La Commission a adressé un avis motivé le 27 septembre à l’Espagne, car elle oblige les entreprises de manutention de marchandises dans plusieurs ports espagnols à participer financièrement au capital d’entreprises privées gérant les équipes de travailleurs portuaires. De plus, l’Espagne ne leur permet pas de recourir au marché pour recruter leur personnel, sauf si la main-d’œuvre proposée par ces entreprises privées n’est pas appropriée ou suffisante. Les manutentionnaires des autres États membres qui souhaitent s’établir en Espagne pourraient être « dissuadés » de le faire en raison des obstacles que cette disposition crée sur le marché des services de manutention de marchandises. Cet avis motivé constitue la deuxième étape de la procédure d’infraction.

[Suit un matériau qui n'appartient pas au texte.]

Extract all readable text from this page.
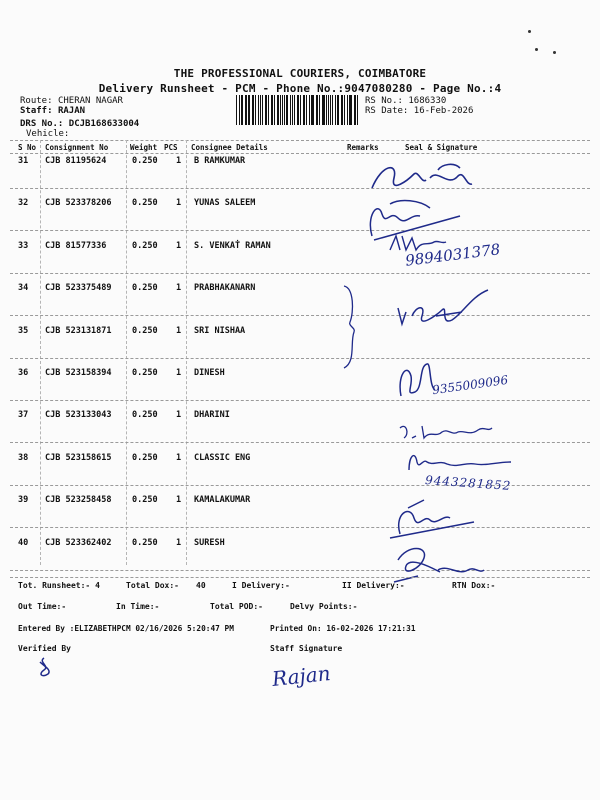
THE PROFESSIONAL COURIERS, COIMBATORE
Delivery Runsheet - PCM - Phone No.:9047080280 - Page No.:4
Route: CHERAN NAGAR
Staff: RAJAN
DRS No.: DCJB168633004
Vehicle:
RS No.: 1686330
RS Date: 16-Feb-2026
S No Consignment No	Weight PCS Consignee Details	Remarks	Seal & Signature
31 CJB 81195624	0.250 1 B RAMKUMAR
32 CJB 523378206 0.250 1 YUNAS SALEEM
33 CJB 81577336	0.250 1 S. VENKAṪ RAMAN
34 CJB 523375489 0.250 1 PRABHAKANARN
35 CJB 523131871 0.250 1 SRI NISHAA
36 CJB 523158394 0.250 1 DINESH
37 CJB 523133043 0.250 1 DHARINI
38 CJB 523158615 0.250 1 CLASSIC ENG
39 CJB 523258458 0.250 1 KAMALAKUMAR
40 CJB 523362402 0.250 1 SURESH
9894031378
9355009096
9443281852
Tot. Runsheet:- 4	Total Dox:- 40	I Delivery:-	II Delivery:-	RTN Dox:-
Out Time:-	In Time:-	Total POD:-	Delvy Points:-
Entered By :ELIZABETHPCM 02/16/2026 5:20:47 PM	Printed On: 16-02-2026 17:21:31
Verified By	Staff Signature
Rajan
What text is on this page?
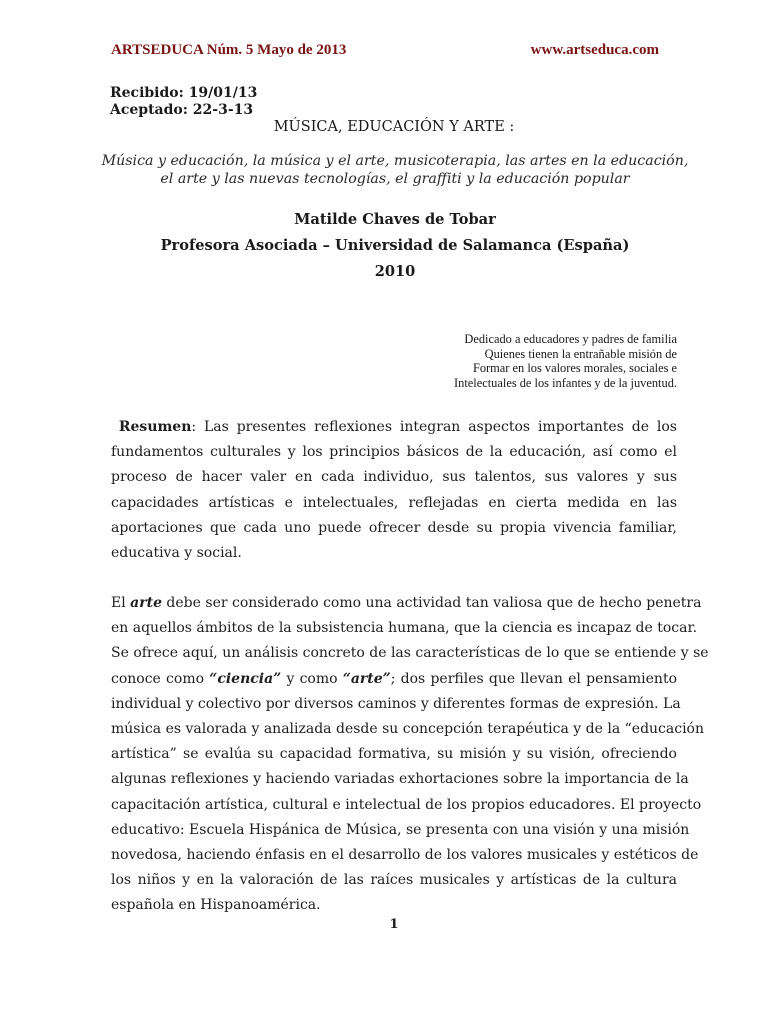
ARTSEDUCA Núm. 5 Mayo de 2013	www.artseduca.com
Recibido: 19/01/13
Aceptado: 22-3-13
MÚSICA, EDUCACIÓN Y ARTE :
Música y educación, la música y el arte, musicoterapia, las artes en la educación,
el arte y las nuevas tecnologías, el graffiti y la educación popular
Matilde Chaves de Tobar
Profesora Asociada – Universidad de Salamanca (España)
2010
Dedicado a educadores y padres de familia
Quienes tienen la entrañable misión de
Formar en los valores morales, sociales e
Intelectuales de los infantes y de la juventud.
Resumen: Las presentes reflexiones integran aspectos importantes de los
fundamentos culturales y los principios básicos de la educación, así como el
proceso de hacer valer en cada individuo, sus talentos, sus valores y sus
capacidades artísticas e intelectuales, reflejadas en cierta medida en las
aportaciones que cada uno puede ofrecer desde su propia vivencia familiar,
educativa y social.
El arte debe ser considerado como una actividad tan valiosa que de hecho penetra
en aquellos ámbitos de la subsistencia humana, que la ciencia es incapaz de tocar.
Se ofrece aquí, un análisis concreto de las características de lo que se entiende y se
conoce como “ciencia” y como “arte”; dos perfiles que llevan el pensamiento
individual y colectivo por diversos caminos y diferentes formas de expresión. La
música es valorada y analizada desde su concepción terapéutica y de la “educación
artística” se evalúa su capacidad formativa, su misión y su visión, ofreciendo
algunas reflexiones y haciendo variadas exhortaciones sobre la importancia de la
capacitación artística, cultural e intelectual de los propios educadores. El proyecto
educativo: Escuela Hispánica de Música, se presenta con una visión y una misión
novedosa, haciendo énfasis en el desarrollo de los valores musicales y estéticos de
los niños y en la valoración de las raíces musicales y artísticas de la cultura
española en Hispanoamérica.
1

Si l’Espagne ne répond pas de manière satisfaisante dans les deux prochains mois, la Commission pourra saisir la Cour de justice de l’UE.
Rappel du droit européen
Les dispositions du traité relatives à la liberté d’établissement s’appliquent pleinement aux activités des entités chargées de recruter les dockers, appelées « pools ».
L’Union européenne « exige » la suppression des obstacles à la liberté d’établissement. En particulier, le traité s’oppose à toute mesure nationale susceptible d’entraver ou de rendre moins intéressant l’exercice de la liberté d’établissement garantie par le traité, même si cette mesure n’introduit pas de discrimination sur la base de la nationalité. Dès lors, si les pools dispensent « souvent » une formation de bonne qualité aux travailleurs et constituent un outil efficace pour les employeurs, elles ne doivent pas servir à empêcher des personnes ou des entreprises possédant les qualifications nécessaires d’assurer des services de manutention des cargaisons, ni imposer aux employeurs du personnel dont ils n’ont pas besoin.
Closed shop et protectionnisme
La Commission rappelle que le décret-loi royal no 2/2011 du 5 septembre 2011 impose que des entreprises privées qui recrutent des dockers et les mettent à la disposition des manutentionnaires, dénommées Sagep (Sociedad Anónima de Gestión de Estibadores Portuarios – société anonyme de gestion de dockers), soient constituées dans les « ports d’intérêt général ».
Ces ports sont notamment Barcelone, Algésiras, Valence et Bilbao. Le même décret contraint toutes les compagnies souhaitant assurer des services de manutention de s’inscrire auprès d’une Sagep et de participer à son capital. Les manutentionnaires ne peuvent être exemptés de cette obligation que dans quelques rares cas et si ils fournissent exclusivement des services qui leur sont destinés. De plus, que l’entreprise soit membre ou non d’une Sagep, elle doit avoir recours aux travailleurs recrutés et mis à sa disposition par celle-ci. Il n’y a que si les dockers proposés par la Sagep ne conviennent pas ou ne sont pas en nombre suffisant que les entreprises peuvent recruter des travailleurs sur le marché mais uniquement pour une période de travail.
Selon la Commission, il existe d’autres instruments visant à garantir la formation des dockers et à améliorer leurs compétences, qui permettent d’atteindre l’objectif allégué de protection des travailleurs portuaires et qui ne sont pas en contradiction avec la liberté d’établissement et sont donc plus en accord avec cet objectif. De la même manière, des mesures en faveur de la mobilité des travailleurs entre les ports d’un même pays ou par-delà les frontières, ainsi que des dispositions de travail flexibles, peuvent avoir une incidence positive sur le travail dans les ports.
En vertu du droit espagnol, les manutentionnaires qui souhaitent s’établir dans un port espagnol d’intérêt général sont obligés de rassembler suffisamment de ressources financières pour participer à une Sagep et engager des travailleurs de la Sagep dans des conditions qu’elles ne maîtrisent pas. Par conséquent, les structures d’emploi et les politiques de recrutement de ces entreprises sont modifiées malgré elles. Ces changements peuvent entraîner de « sérieuses perturbations pour ces entreprises et avoir des conséquences financières significatives ». Les manutentionnaires pourraient dès lors être dissuadés de s’établir dans ces ports espagnols.